The region’s manufacturing sector has seen significant growth in high-tech industries in recent years. Vietnam and Indonesia, for example, attracted substantial investments in semiconductors, consumer electronics and electric vehicles (EVs).The region’s transition to more advanced manufacturing sectors, including medical devices and sustainable energy products, positions Southeast Asia as a key player in global manufacturing.
Southeast Asia’s manufacturing sector compares favorably to other emerging economies and regions, especially regarding Consumer Goods and Material Products. The region’s manufacturing value added in 2023 vastly outstripped that of Latin America, the Middle East & North Africa and India.

Investment
In 2023, the SEA-6 economies received over USD 219 billion in Foreign Direct Investment (FDI), with Singapore alone accounting for USD 160 billion, almost 73% of the total. Indonesia, Vietnam and Malaysia have also attracted substantial inflows.

In 2023, Indonesia received FDI of USD 22 billion, primarily driven by investments in energy, manufacturing and digital sectors. Vietnam and Malaysia attracted around USD 19 billion and USD 9 billion, respectively, focused on high-tech manufacturing and electronics.
Announced greenfield investments in SEA-6 countries increased from USD 73 billion in 2013 to USD 172 billion in 2023. Indonesia (USD 60 billion), Malaysia (USD 37 billion) and Vietnam (USD 36 billion) were the top beneficiaries, attracting significant investments in energy, manufacturing and technology projects.

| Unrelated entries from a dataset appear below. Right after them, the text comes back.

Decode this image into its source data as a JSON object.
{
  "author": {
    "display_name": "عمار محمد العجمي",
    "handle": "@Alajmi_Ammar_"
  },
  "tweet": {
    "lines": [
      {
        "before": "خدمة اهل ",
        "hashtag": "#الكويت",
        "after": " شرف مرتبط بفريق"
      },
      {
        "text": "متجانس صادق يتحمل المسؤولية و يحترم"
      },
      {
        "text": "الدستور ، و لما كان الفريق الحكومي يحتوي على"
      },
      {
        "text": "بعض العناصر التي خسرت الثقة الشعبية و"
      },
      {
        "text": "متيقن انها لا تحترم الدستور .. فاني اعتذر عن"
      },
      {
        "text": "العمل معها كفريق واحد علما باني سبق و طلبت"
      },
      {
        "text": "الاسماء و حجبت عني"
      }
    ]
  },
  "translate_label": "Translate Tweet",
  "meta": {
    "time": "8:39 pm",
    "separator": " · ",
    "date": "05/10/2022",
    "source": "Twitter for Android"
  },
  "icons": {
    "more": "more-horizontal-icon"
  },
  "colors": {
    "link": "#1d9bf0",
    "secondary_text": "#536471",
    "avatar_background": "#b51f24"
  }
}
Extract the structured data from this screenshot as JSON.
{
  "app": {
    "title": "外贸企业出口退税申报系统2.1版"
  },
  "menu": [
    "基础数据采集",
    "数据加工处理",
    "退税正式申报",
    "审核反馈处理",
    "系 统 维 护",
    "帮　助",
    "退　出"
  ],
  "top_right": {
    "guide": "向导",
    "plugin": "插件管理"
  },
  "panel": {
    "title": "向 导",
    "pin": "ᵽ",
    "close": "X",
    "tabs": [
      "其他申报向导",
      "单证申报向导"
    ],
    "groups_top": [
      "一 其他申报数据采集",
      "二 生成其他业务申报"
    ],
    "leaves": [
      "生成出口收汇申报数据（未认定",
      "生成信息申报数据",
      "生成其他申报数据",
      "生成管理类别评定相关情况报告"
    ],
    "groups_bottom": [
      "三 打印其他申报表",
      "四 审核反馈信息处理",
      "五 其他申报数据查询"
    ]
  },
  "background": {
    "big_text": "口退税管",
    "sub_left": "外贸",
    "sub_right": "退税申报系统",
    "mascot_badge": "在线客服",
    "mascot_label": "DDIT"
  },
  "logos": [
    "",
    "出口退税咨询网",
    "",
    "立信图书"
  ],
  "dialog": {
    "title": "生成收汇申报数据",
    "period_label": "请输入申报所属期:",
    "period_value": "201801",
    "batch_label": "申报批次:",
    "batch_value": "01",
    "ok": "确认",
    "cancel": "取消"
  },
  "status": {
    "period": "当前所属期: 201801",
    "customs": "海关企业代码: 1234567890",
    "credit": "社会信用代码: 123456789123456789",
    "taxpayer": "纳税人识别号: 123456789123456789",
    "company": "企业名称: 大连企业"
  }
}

Indonesia has emerged as a significant EV battery supply chain player, attracting substantial investments in nickel smelting. Singapore continues to lead smart manufacturing, offering incentives to attract investment in advanced technologies, particularly biotechnology and electronics.

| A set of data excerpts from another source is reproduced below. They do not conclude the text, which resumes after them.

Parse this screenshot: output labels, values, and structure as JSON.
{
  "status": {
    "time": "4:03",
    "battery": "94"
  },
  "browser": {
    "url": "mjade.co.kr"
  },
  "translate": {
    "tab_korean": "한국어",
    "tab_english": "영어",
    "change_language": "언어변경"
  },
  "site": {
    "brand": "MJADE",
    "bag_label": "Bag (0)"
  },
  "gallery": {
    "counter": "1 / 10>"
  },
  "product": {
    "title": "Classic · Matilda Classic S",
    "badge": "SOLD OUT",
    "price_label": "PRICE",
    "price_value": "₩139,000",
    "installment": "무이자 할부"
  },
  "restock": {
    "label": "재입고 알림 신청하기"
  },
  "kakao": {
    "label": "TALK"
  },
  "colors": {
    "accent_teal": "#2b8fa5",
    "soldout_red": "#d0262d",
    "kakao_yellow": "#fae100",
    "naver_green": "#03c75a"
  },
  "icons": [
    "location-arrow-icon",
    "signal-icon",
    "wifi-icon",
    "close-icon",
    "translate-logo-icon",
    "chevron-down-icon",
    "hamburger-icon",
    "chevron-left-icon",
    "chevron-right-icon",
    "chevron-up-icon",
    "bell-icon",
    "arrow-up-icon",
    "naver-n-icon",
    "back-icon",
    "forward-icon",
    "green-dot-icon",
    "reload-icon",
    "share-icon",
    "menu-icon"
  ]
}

These inflows underscore the region’s lasting appeal as a critical destination for multinational corporations seeking to diversify their supply chains and tap into Asia’s growing consumer markets.

Gross Fixed Capital Formation (GFCF), i.e., net investments in fixed assets, in SEA-6 countries increased from USD 140 billion in 2000 to USD 952 billion in 2023. With a CAGR of 8.7%, the surge in GFCF underscores the region’s growing role as a hub for capital-intensive projects.
In 2023, Indonesia alone accounted for USD 402 of the region’s GFCF due to a surge in public sector infrastructure investments, including several projects related to the new capital city, Nusantara, located on the island of Borneo.
Southeast Asia’s Economic Prospects
Southeast Asia is on a transformative journey, transitioning from a low-cost production base to a major global trade and high-tech manufacturing hub. With sustained GDP growth, expanding manufacturing sectors and increasing trade and investment, the region is poised to become a formidable global economic force. Another key factor in Southeast Asia’s economic rise is that the region benefits from ongoing trade friction and rivalry between the U.S. and China, a geopolitical issue that will not soon dissipate.
The alignment of sustained economic growth and increasing investment signals a new phase for the region, with countries like Vietnam and Indonesia positioning to lead the region’s long-term economic expansion. Southeast Asia’s ability to balance rapid industrialisation with sustainable development will determine its long-term success.